Correct, here's a video of Simon explaining the thunk blackholing
issue and its solution in GHC 7:
http://vimeo.com/15573590
On 15 October 2010 21:31, Gregory Collins
Evan Laforge
writes: The only workaround I could find is to immediately read the value back out and 'seq' on it, but it's ugly.
Yep! C'est la vie unfortunately.
The way atomicModifyIORef works is that the new value isn't actually evaluated at all; GHC just swaps the old value with a thunk which will do the modification when the value is demanded.
It's done like that so that the atomic modification can be done with a compare-and-swap CPU instruction; a fully-fledged lock would have to be taken otherwise, because your function could do an unbounded amount of work. While that's happening, other mutator threads could be writing into your memory cell, having read the same old value you did, and then *splat*, the souffle is ruined.
Once you're taking a lock, you've got yourself an MVar. This is why IORefs are generally (always?) faster than MVars under contention; the lighter-weight lock mechanism means mutator threads don't block, if the CAS fails atomicModifyIORef just tries again in a busy loop. (I think!)
Of course, the mutator threads themselves then tend to bump into each other or do redundant work when it's time to evaluate the thunks (GHC tries to avoid this using "thunk blackholing"). Contention issues here have gotten radically better in recent versions of GHC I think.
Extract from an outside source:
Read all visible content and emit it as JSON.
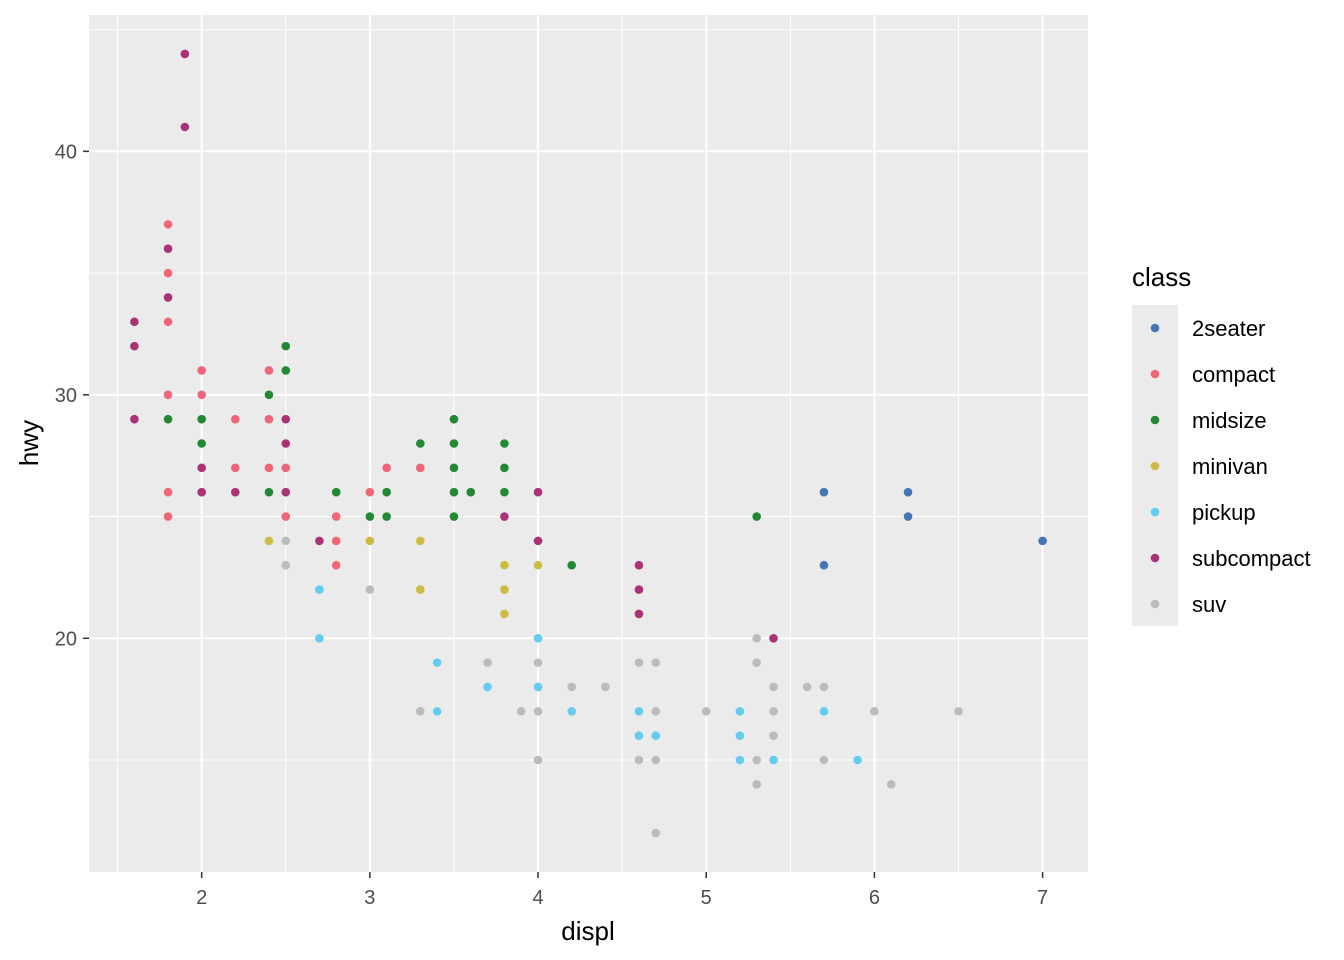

Forgive me if I've gotten anything wrong here, I think Simon Marlow might be the only person who *really* understands how all this stuff works. :)
So two questions:
writeIORef doesn't have this problem. If I am just writing a simple value, is writeIORef atomic? In other words, can I replace 'atomicModifyIORef r (const (x, ())' with 'writeIORef r x'?
Any reason to not do solution 1 above?
Well if you're not inspecting or using the old value then it's safe to just blow it away, yes.